Encore largement inconnue des lecteurs français Asja Baki? est une poétesse bosniaque, aujourd’hui installée en Croatie. L’heureuse initiative des éditions Agullo de traduire son premier recueil de nouvelles, Mars, initialement paru en 2015, nous donne à entendre une voix originale de la jeune SF européenne, autant qu’un écho inattendu du dernier conflit qui a ravagé les Balkans voici à peine trente ans, lorsque l’auteur était enfant. Sans surprise, la plupart des dix nouvelles qui composent le recueil s’avèrent dystopiques, souvent à la lisière de l’absurde. On pense parfois aux textes les plus sombres d’un Dino Buzzati.

Trois nouvelles s’assument de pure SF : « Le Monde en bas », seule fiction martienne du recueil, nous présente une colonie pénitentiaire où la Terre a exilé tous ses écrivains, et l’inquiétante puissance d’un petit livre – Mars, bien sûr. « Asja 5.0 » – Asja ? tiens donc ? – évoque le clonage d’un écrivain qui doit réinventer la pornographie dans un monde qui a oublié la sexualité. Enfin, « Abby », d’inspiration plus dickienne, variation sur le thème du robot qui ne se sait pas robot. Un quatrième, « L’Hôte », hésite entre SF et fantastique, à moins que ce ne soit une métaphore de la puissance du don littéraire… Deux autres poursuivent la mise en abyme pour traiter aussi de livres, d’écriture et de plagiat : « Excursion dans le Durmitor », décrit une sorte de Purgatoire littéraire, également sur un mode fantastique ; et « Passions » un pur cauchemar d’écrivain.

« Le Trésor enterré », « Les Thalles de madame Lichen » et « Carnivore » sont des contes cruels, au décor presque réaliste mais à l’ambiance pesante, là encore à la limite du fantastique.
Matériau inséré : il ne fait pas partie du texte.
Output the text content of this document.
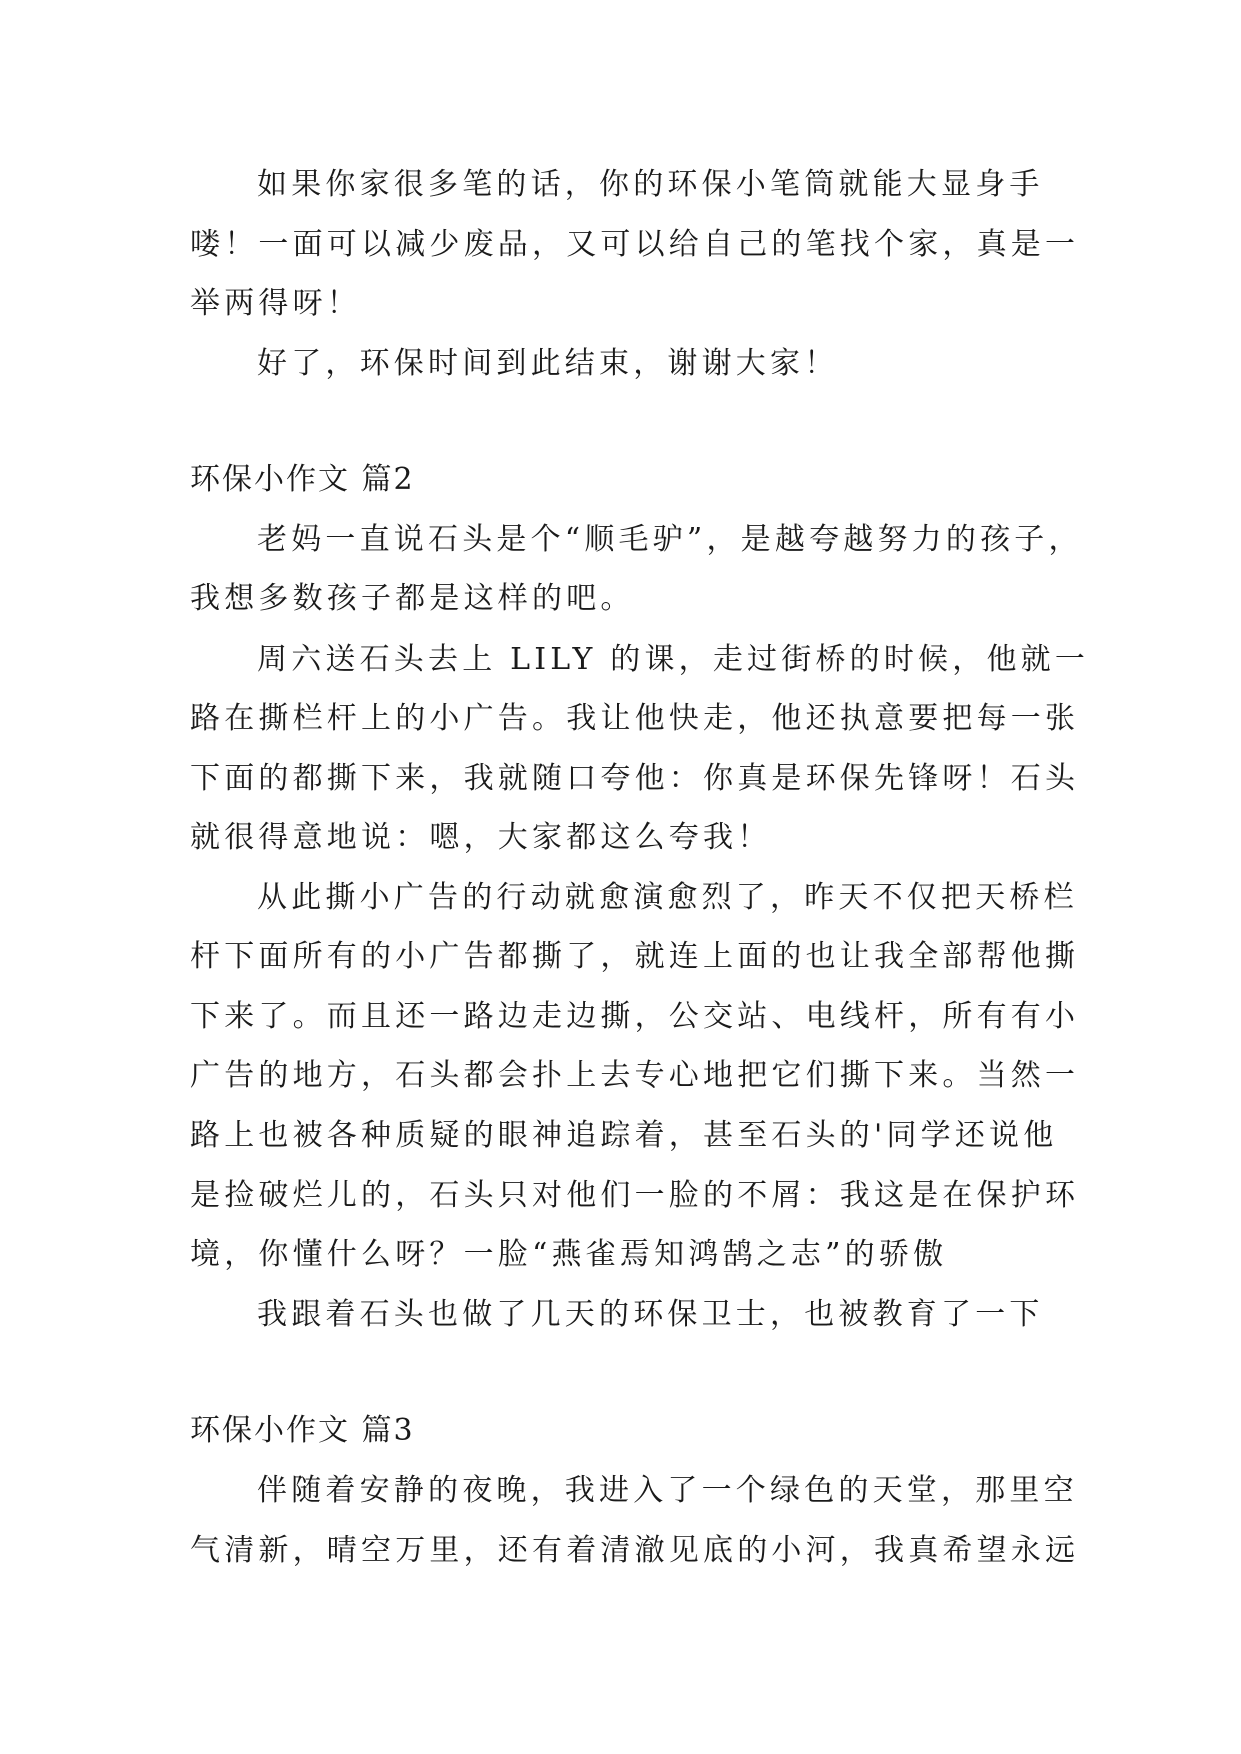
如果你家很多笔的话，你的环保小笔筒就能大显身手
喽！一面可以减少废品，又可以给自己的笔找个家，真是一
举两得呀！
好了，环保时间到此结束，谢谢大家！
环保小作文 篇2
老妈一直说石头是个“顺毛驴”，是越夸越努力的孩子，
我想多数孩子都是这样的吧。
周六送石头去上 LILY 的课，走过街桥的时候，他就一
路在撕栏杆上的小广告。我让他快走，他还执意要把每一张
下面的都撕下来，我就随口夸他：你真是环保先锋呀！石头
就很得意地说：嗯，大家都这么夸我！
从此撕小广告的行动就愈演愈烈了，昨天不仅把天桥栏
杆下面所有的小广告都撕了，就连上面的也让我全部帮他撕
下来了。而且还一路边走边撕，公交站、电线杆，所有有小
广告的地方，石头都会扑上去专心地把它们撕下来。当然一
路上也被各种质疑的眼神追踪着，甚至石头的'同学还说他
是捡破烂儿的，石头只对他们一脸的不屑：我这是在保护环
境，你懂什么呀？一脸“燕雀焉知鸿鹄之志”的骄傲
我跟着石头也做了几天的环保卫士，也被教育了一下
环保小作文 篇3
伴随着安静的夜晚，我进入了一个绿色的天堂，那里空
气清新，晴空万里，还有着清澈见底的小河，我真希望永远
Plus réaliste et plus dur encore, le texte le plus fort du recueil est peut-être « La Route vers l’ouest », qui nous raconte à hauteur d’enfant les rationnements et l’attente de l’exil dans une ville européenne fantôme, dévastée par la guerre…

Au total, un recueil transfictionnel (pour emprunter le terme à Francis Berthelot) très homogène – trop, même, peut-être, avec une tonalité assez uniforme entre des nouvelles très différentes (mais seul un lecteur du croate pourrait nous dire si la responsabilité en incombe à l’auteur ou à son traducteur) – et la rencontre d’un imaginaire puissant qui réussit paradoxalement à faire émerger comme un espoir de rédemption (par les femmes, protagonistes de toutes les nouvelles ?) d’une accumulation d’horreurs. À découvrir.